Figure 7 — Definitions of b, h and R.
Figure 8 — Effective mass, Me, vs swingweight
A realistic calculation of the outgoing ball speed from a racquet requires an estimate of the energy that is lost in the ball and the racquet when the ball bounces. The energy lost in the strings is almost negligible by comparison since the strings are very elastic and return around 90% of their stored elastic energy to the ball. On the other hand, the rules of tennis insist that the ball must lose about 45% of its energy when it bounces on a hard surface, or about 20% of its energy when it bounces off the strings. Energy is lost in the racquet frame as a result of frame vibrations, but the energy loss is negligible for an impact in the middle of the strings since then the racquet doesn't vibrate.
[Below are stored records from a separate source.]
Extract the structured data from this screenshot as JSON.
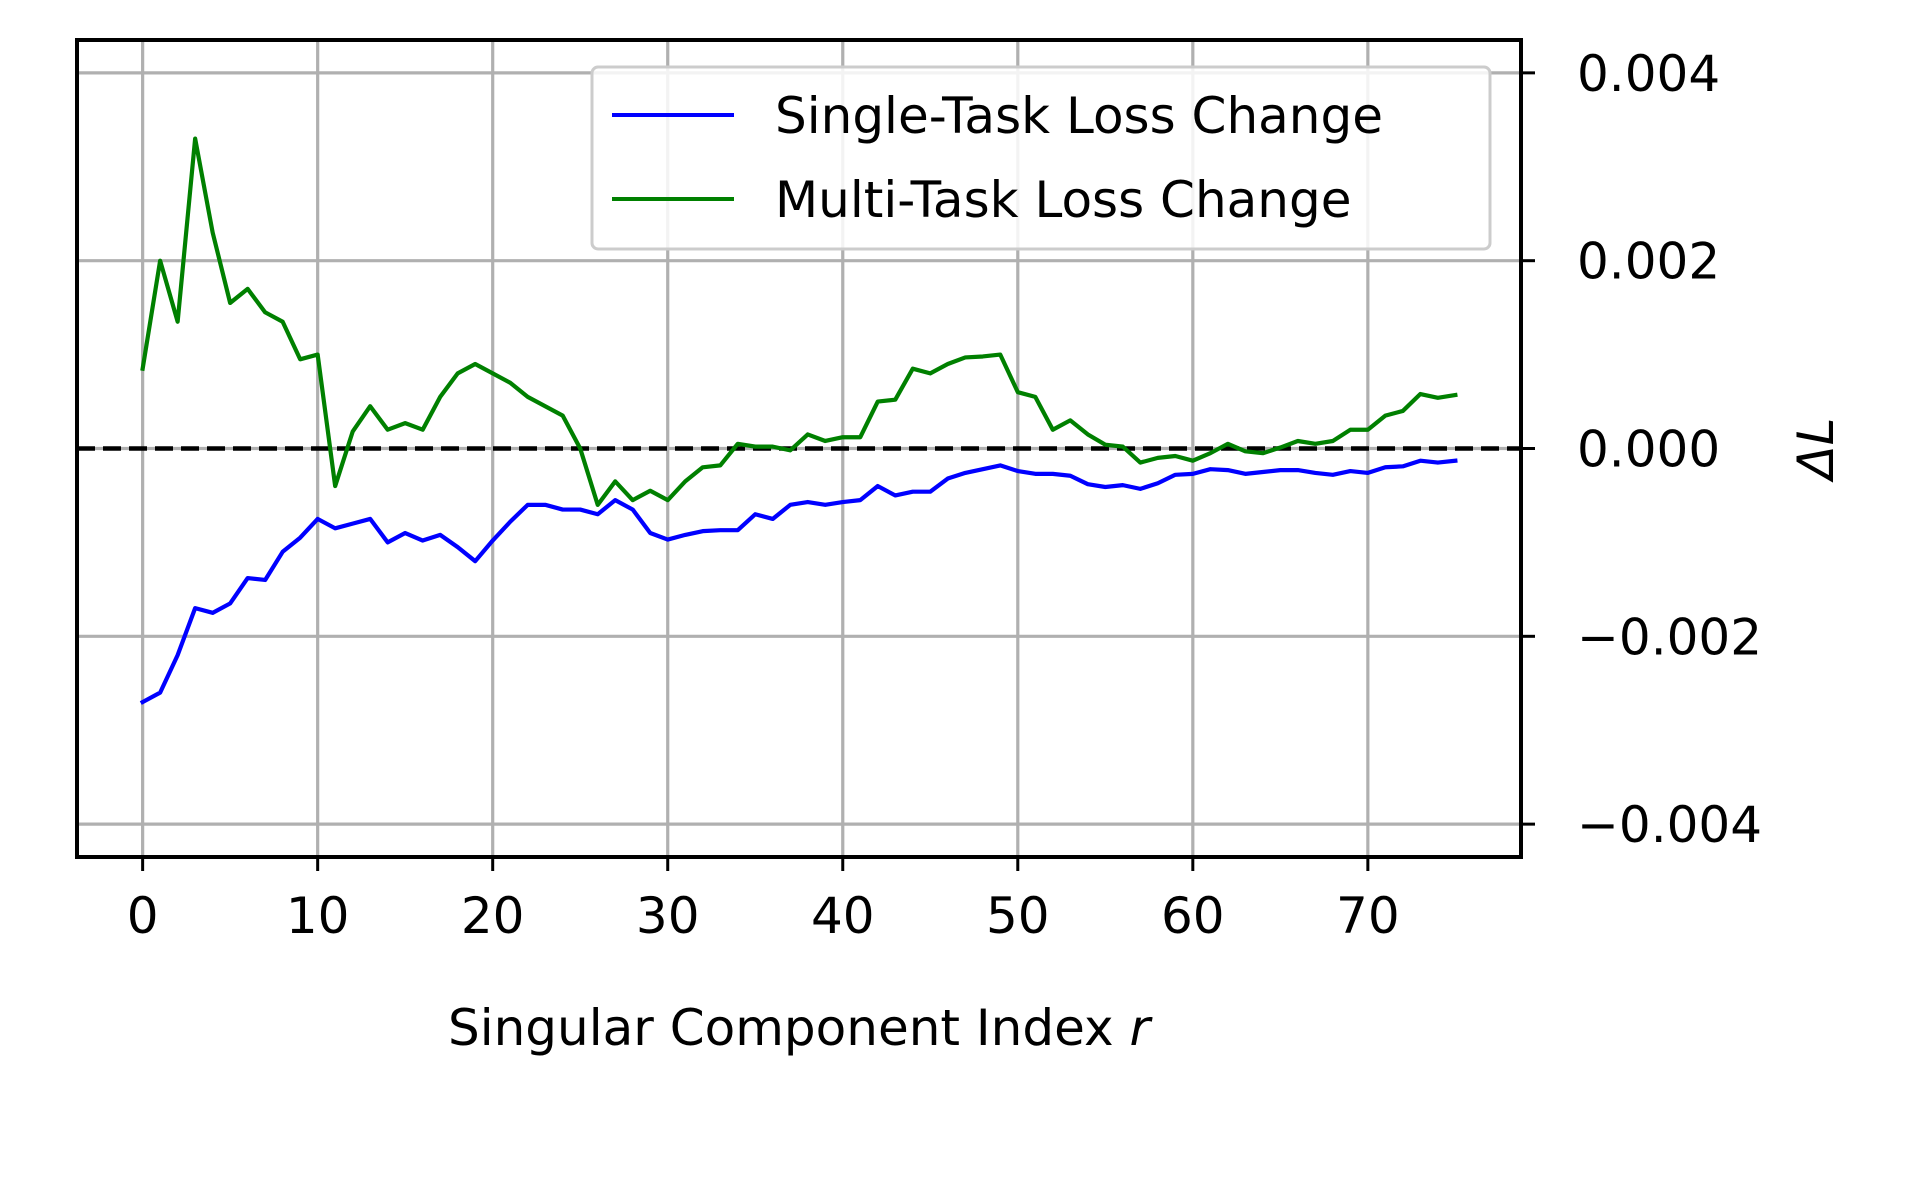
{
  "chart_data": {
    "type": "line",
    "xlabel_text": "Singular Component Index ",
    "xlabel_var": "r",
    "ylabel": "ΔL",
    "y_axis_side": "right",
    "xlim": [
      -3.75,
      78.75
    ],
    "ylim": [
      -0.00435,
      0.00435
    ],
    "xticks": [
      0,
      10,
      20,
      30,
      40,
      50,
      60,
      70
    ],
    "yticks": [
      0.004,
      0.002,
      0.0,
      -0.002,
      -0.004
    ],
    "ytick_labels": [
      "0.004",
      "0.002",
      "0.000",
      "−0.002",
      "−0.004"
    ],
    "grid": true,
    "reference_line": {
      "y": 0.0,
      "style": "dashed",
      "color": "#000000"
    },
    "legend_position": "top-right",
    "series": [
      {
        "name": "Single-Task Loss Change",
        "color": "#0000ff",
        "x": [
          0,
          1,
          2,
          3,
          4,
          5,
          6,
          7,
          8,
          9,
          10,
          11,
          12,
          13,
          14,
          15,
          16,
          17,
          18,
          19,
          20,
          21,
          22,
          23,
          24,
          25,
          26,
          27,
          28,
          29,
          30,
          31,
          32,
          33,
          34,
          35,
          36,
          37,
          38,
          39,
          40,
          41,
          42,
          43,
          44,
          45,
          46,
          47,
          48,
          49,
          50,
          51,
          52,
          53,
          54,
          55,
          56,
          57,
          58,
          59,
          60,
          61,
          62,
          63,
          64,
          65,
          66,
          67,
          68,
          69,
          70,
          71,
          72,
          73,
          74,
          75
        ],
        "values": [
          -0.0027,
          -0.0026,
          -0.0022,
          -0.0017,
          -0.00175,
          -0.00165,
          -0.00138,
          -0.0014,
          -0.0011,
          -0.00095,
          -0.00075,
          -0.00085,
          -0.0008,
          -0.00075,
          -0.001,
          -0.0009,
          -0.00098,
          -0.00092,
          -0.00105,
          -0.0012,
          -0.00098,
          -0.00078,
          -0.0006,
          -0.0006,
          -0.00065,
          -0.00065,
          -0.0007,
          -0.00055,
          -0.00065,
          -0.0009,
          -0.00097,
          -0.00092,
          -0.00088,
          -0.00087,
          -0.00087,
          -0.0007,
          -0.00075,
          -0.0006,
          -0.00057,
          -0.0006,
          -0.00057,
          -0.00055,
          -0.0004,
          -0.0005,
          -0.00046,
          -0.00046,
          -0.00032,
          -0.00026,
          -0.00022,
          -0.00018,
          -0.00024,
          -0.00027,
          -0.00027,
          -0.00029,
          -0.00038,
          -0.00041,
          -0.00039,
          -0.00043,
          -0.00037,
          -0.00028,
          -0.00027,
          -0.00022,
          -0.00023,
          -0.00027,
          -0.00025,
          -0.00023,
          -0.00023,
          -0.00026,
          -0.00028,
          -0.00024,
          -0.00026,
          -0.0002,
          -0.00019,
          -0.00013,
          -0.00015,
          -0.00013
        ]
      },
      {
        "name": "Multi-Task Loss Change",
        "color": "#008000",
        "x": [
          0,
          1,
          2,
          3,
          4,
          5,
          6,
          7,
          8,
          9,
          10,
          11,
          12,
          13,
          14,
          15,
          16,
          17,
          18,
          19,
          20,
          21,
          22,
          23,
          24,
          25,
          26,
          27,
          28,
          29,
          30,
          31,
          32,
          33,
          34,
          35,
          36,
          37,
          38,
          39,
          40,
          41,
          42,
          43,
          44,
          45,
          46,
          47,
          48,
          49,
          50,
          51,
          52,
          53,
          54,
          55,
          56,
          57,
          58,
          59,
          60,
          61,
          62,
          63,
          64,
          65,
          66,
          67,
          68,
          69,
          70,
          71,
          72,
          73,
          74,
          75
        ],
        "values": [
          0.00085,
          0.002,
          0.00135,
          0.0033,
          0.0023,
          0.00155,
          0.0017,
          0.00145,
          0.00135,
          0.00095,
          0.001,
          -0.0004,
          0.00018,
          0.00045,
          0.0002,
          0.00027,
          0.0002,
          0.00055,
          0.0008,
          0.0009,
          0.0008,
          0.0007,
          0.00055,
          0.00045,
          0.00035,
          0.0,
          -0.0006,
          -0.00035,
          -0.00055,
          -0.00045,
          -0.00055,
          -0.00035,
          -0.0002,
          -0.00018,
          5e-05,
          2e-05,
          2e-05,
          -2e-05,
          0.00015,
          8e-05,
          0.00012,
          0.00012,
          0.0005,
          0.00052,
          0.00085,
          0.0008,
          0.0009,
          0.00097,
          0.00098,
          0.001,
          0.0006,
          0.00055,
          0.0002,
          0.0003,
          0.00015,
          4e-05,
          2e-05,
          -0.00015,
          -0.0001,
          -8e-05,
          -0.00013,
          -5e-05,
          5e-05,
          -3e-05,
          -5e-05,
          1e-05,
          8e-05,
          5e-05,
          8e-05,
          0.0002,
          0.0002,
          0.00035,
          0.0004,
          0.00058,
          0.00054,
          0.00057
        ]
      }
    ]
  }
}
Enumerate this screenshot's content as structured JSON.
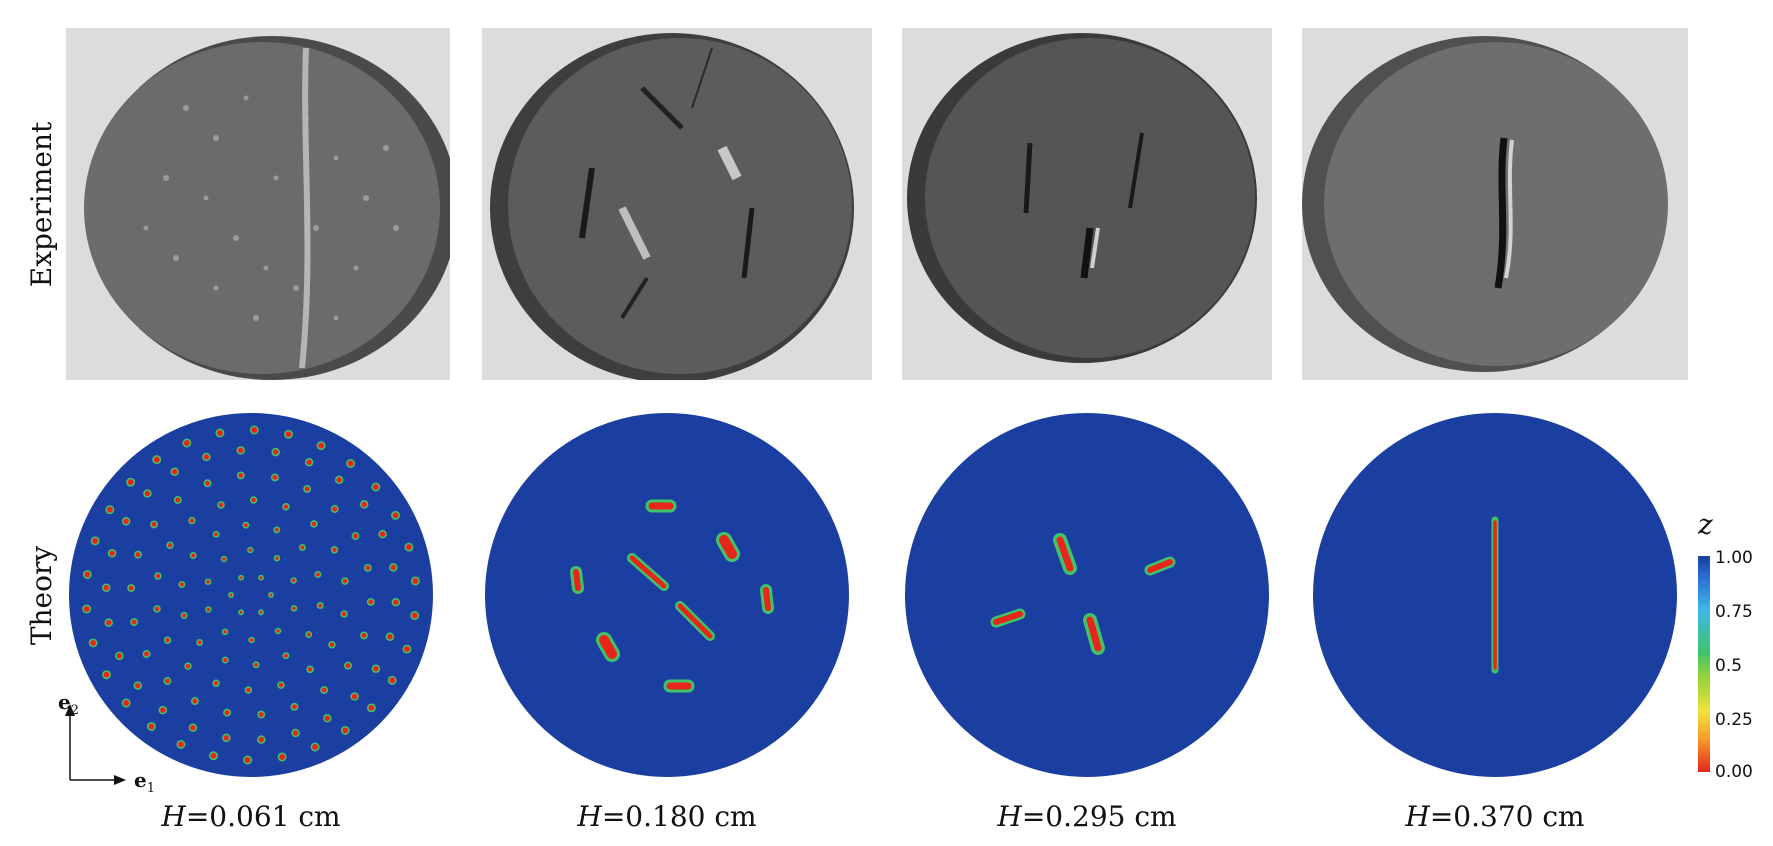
{
  "rows": {
    "experiment_label": "Experiment",
    "theory_label": "Theory"
  },
  "captions": [
    {
      "var": "H",
      "text": "=0.061 cm"
    },
    {
      "var": "H",
      "text": "=0.180 cm"
    },
    {
      "var": "H",
      "text": "=0.295 cm"
    },
    {
      "var": "H",
      "text": "=0.370 cm"
    }
  ],
  "colorbar": {
    "title": "z",
    "ticks": [
      "1.00",
      "0.75",
      "0.5",
      "0.25",
      "0.00"
    ]
  },
  "axes": {
    "e2": "e",
    "e2_sub": "2",
    "e1": "e",
    "e1_sub": "1"
  },
  "colors": {
    "intact_blue": "#1a3fa0",
    "fracture_red": "#e8251a",
    "halo_green": "#3fc46a",
    "photo_gray": "#5a5a5a"
  }
}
The total energy loss can be described by a quantity known as the coefficient of restitution, e, which would be 1.0 for a perfectly elastic collision. For an impact of a ball with the strings of a racquet, e is typically about 0.8 in the middle of the strings and decreases to about 0.5 near the racquet tip or throat. For a collision between the racquet and the ball, the outgoing ball speed for a serve is given by
(11) v = (1 + e)MeV /( Me + m)
which is the same as Eq. (1) when e = 1 and when Me is replaced by M. Equation (11) is slightly complicated because it combines both the coefficient of restitution, e, and the effective mass, Me into the expression for v. A simpler expression for v results if we let
(12) v = (1 + eA) V
where eA is called the apparent coefficient of restitution or the "power potential" at the given impact point. If we compare Eqs. (11) and (12), it can be shown that
(13) eA = (eMe - m) / (Me + m)
eA is easily measured since it is equal to the ratio of the rebound speed to the incident speed for a ball incident at right angles to a racquet that is initially at rest.